Necessidade da contrição
Jesus Cristo chorou, diz Santo Agostinho; que chore, pois, o homem por si mesmo. Porque chorou Jesus Cristo senão para ensinar ao homem a chorar seus pecados? É necessário que o pecado e o costume de pecar sucumbam perante o sentimento de haver caído (Lib. Confess.).
Animados do amor de Deus, os maiores Santos deploram continuamente suas fragilidades. Como, pois, não hão de chorar os maiores pecadores, autores de enormes pecados de que se fizeram réus?
A voz da rola fez-se ouvir em nossa terra, dizem os Cânticos dos Cânticos. Se as almas fieis e inocentes, figuradas pela rola, deleitam-se em fazer ressoar os desertos com sua amarga dor, que conduta deverão observar as almas que, a cada instante, mancham-se com novas iniquidades?
Havendo São Pemen visto a Santo Arsênio expirar, exclamou: Ditoso Arsênio, que chorou sobre si mesmo enquanto viveu na terra. Os que não choram nesta vida chorarão eternamente na outra (Vit. Patr.).
Se pensássemos em nossos pecados, nem um pedaço de pão comeríamos, sem os haver regado com nossas lágrimas.
Santa Taís, dizia a São Pafúncio que, desde sua entrada no monastério, sempre teve ante seus olhos os seus pecados, e jamais havia deixado de chorá-los. Por isso, respondeu-lhe o grande Santo: Deus os apagou (Vit. Patr.).

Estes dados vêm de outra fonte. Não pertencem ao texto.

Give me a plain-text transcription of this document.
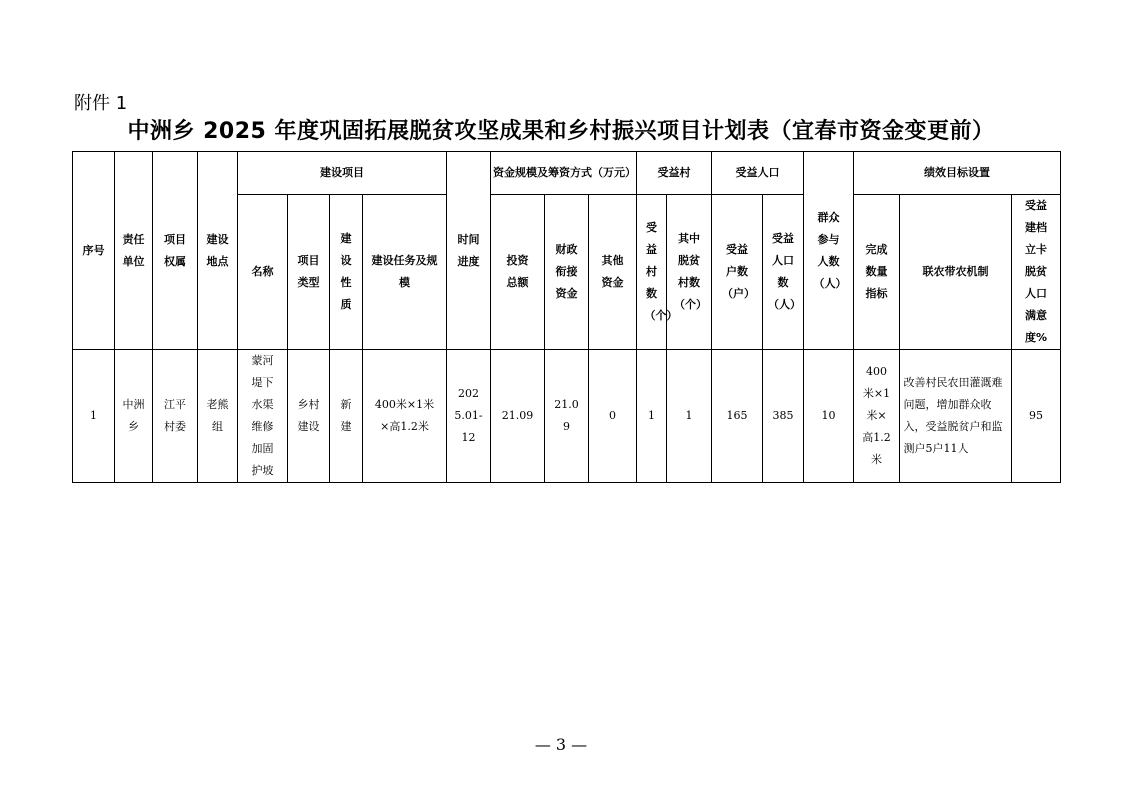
附件 1
中洲乡 2025 年度巩固拓展脱贫攻坚成果和乡村振兴项目计划表（宜春市资金变更前）
序号	责任单位	项目权属	建设地点	建设项目				时间进度	资金规模及筹资方式（万元）			受益村		受益人口		群众参与人数（人）	绩效目标设置		
				名称	项目类型	建设性质	建设任务及规模		投资总额	财政衔接资金	其他资金	受益村数（个）	其中脱贫村数（个）	受益户数（户）	受益人口数（人）		完成数量指标	联农带农机制	受益建档立卡脱贫人口满意度%
1	中洲乡	江平村委	老熊组	蒙河堤下水渠维修加固护坡	乡村建设	新建	400米×1米×高1.2米	2025.01-12	21.09	21.09	0	1	1	165	385	10	400米×1米×高1.2米	改善村民农田灌溉难问题，增加群众收入，受益脱贫户和监测户5户11人	95
— 3 —
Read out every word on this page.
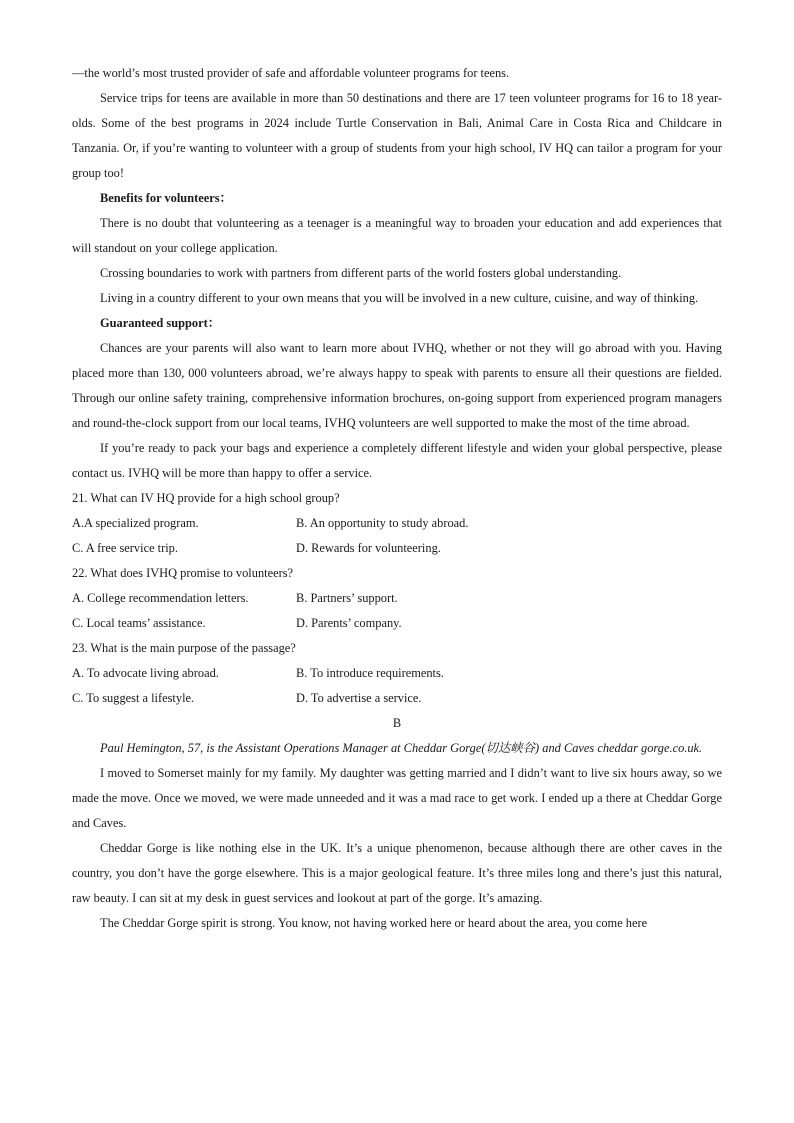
—the world’s most trusted provider of safe and affordable volunteer programs for teens.

Service trips for teens are available in more than 50 destinations and there are 17 teen volunteer programs for 16 to 18 year-olds. Some of the best programs in 2024 include Turtle Conservation in Bali, Animal Care in Costa Rica and Childcare in Tanzania. Or, if you’re wanting to volunteer with a group of students from your high school, IV HQ can tailor a program for your group too!

Benefits for volunteers：

There is no doubt that volunteering as a teenager is a meaningful way to broaden your education and add experiences that will standout on your college application.

Crossing boundaries to work with partners from different parts of the world fosters global understanding.

Living in a country different to your own means that you will be involved in a new culture, cuisine, and way of thinking.

Guaranteed support：

Chances are your parents will also want to learn more about IVHQ, whether or not they will go abroad with you. Having placed more than 130, 000 volunteers abroad, we’re always happy to speak with parents to ensure all their questions are fielded. Through our online safety training, comprehensive information brochures, on-going support from experienced program managers and round-the-clock support from our local teams, IVHQ volunteers are well supported to make the most of the time abroad.

If you’re ready to pack your bags and experience a completely different lifestyle and widen your global perspective, please contact us. IVHQ will be more than happy to offer a service.

21. What can IV HQ provide for a high school group?

A.A specialized program.	B. An opportunity to study abroad.
C. A free service trip.	D. Rewards for volunteering.

22. What does IVHQ promise to volunteers?

A. College recommendation letters.	B. Partners’ support.
C. Local teams’ assistance.	D. Parents’ company.

23. What is the main purpose of the passage?

A. To advocate living abroad.	B. To introduce requirements.
C. To suggest a lifestyle.	D. To advertise a service.

B

Paul Hemington, 57, is the Assistant Operations Manager at Cheddar Gorge(切达峡谷) and Caves cheddar gorge.co.uk.

I moved to Somerset mainly for my family. My daughter was getting married and I didn’t want to live six hours away, so we made the move. Once we moved, we were made unneeded and it was a mad race to get work. I ended up a there at Cheddar Gorge and Caves.

Cheddar Gorge is like nothing else in the UK. It’s a unique phenomenon, because although there are other caves in the country, you don’t have the gorge elsewhere. This is a major geological feature. It’s three miles long and there’s just this natural, raw beauty. I can sit at my desk in guest services and lookout at part of the gorge. It’s amazing.

The Cheddar Gorge spirit is strong. You know, not having worked here or heard about the area, you come here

A contrição é tão essencial no Sacramento da Penitência, que não pode ser suprida com nenhuma outra coisa, e o pecador não pode ser absolvido se não experimenta um pesar sincero de haver ofendido a Deus.
A contrição foi necessária em todos os tempos para obter a remissão dos pecados. Provam-no os exemplos de Davi penitente, dos nivinitas, de Acab, de Manassés, da Madalena, do publicano, do filho pródigo, de Pedro etc.
A necessidade da contrição é de direito natural e de direito divino. A contrição é para o pecador o que é o sol para a terra, a água para os peixes e o ar para nossos pulmões.
Onipotente como é, Deus não pode, entretanto, perdoar os pecados daquele que não se arrepende.
Excelência e vantagens da contrição
As lágrimas dos penitentes são um vinho delicioso para os anjos, diz São Bernardo: Lacrymae poenitentium vinum sunt angelorum (Serm. in Cant.).
Somente a contrição, diz São João Crisóstomo, tira o pecado. Os outros pesares tem um resultado muito diferente. Queres exemplos? Se haveis perdido vossa fortuna, vosso sentimento não a devolverá a vós. Se a morte vos tirou uma pessoa querida, chorai-a até o fim do mundo, pois, por mais esforços que façais para devolver-lhe à vida, a vossa dor impotente não a fará sair da tumba. Se vos fizeram uma afronta sangrenta e vos achais extraordinariamente entristecido, a vossa pena não poderá evitar que a tenhais recebido. Se vos afligis por estar enfermos, longe de diminuir a enfermidade, vossa pena aumenta. Porém, ao contrário, se sentis por haver ofendido a Deus, vosso sentimento destrói vossos pecados; vossas lágrimas, ao cair sobre as faltas, apagam-nas.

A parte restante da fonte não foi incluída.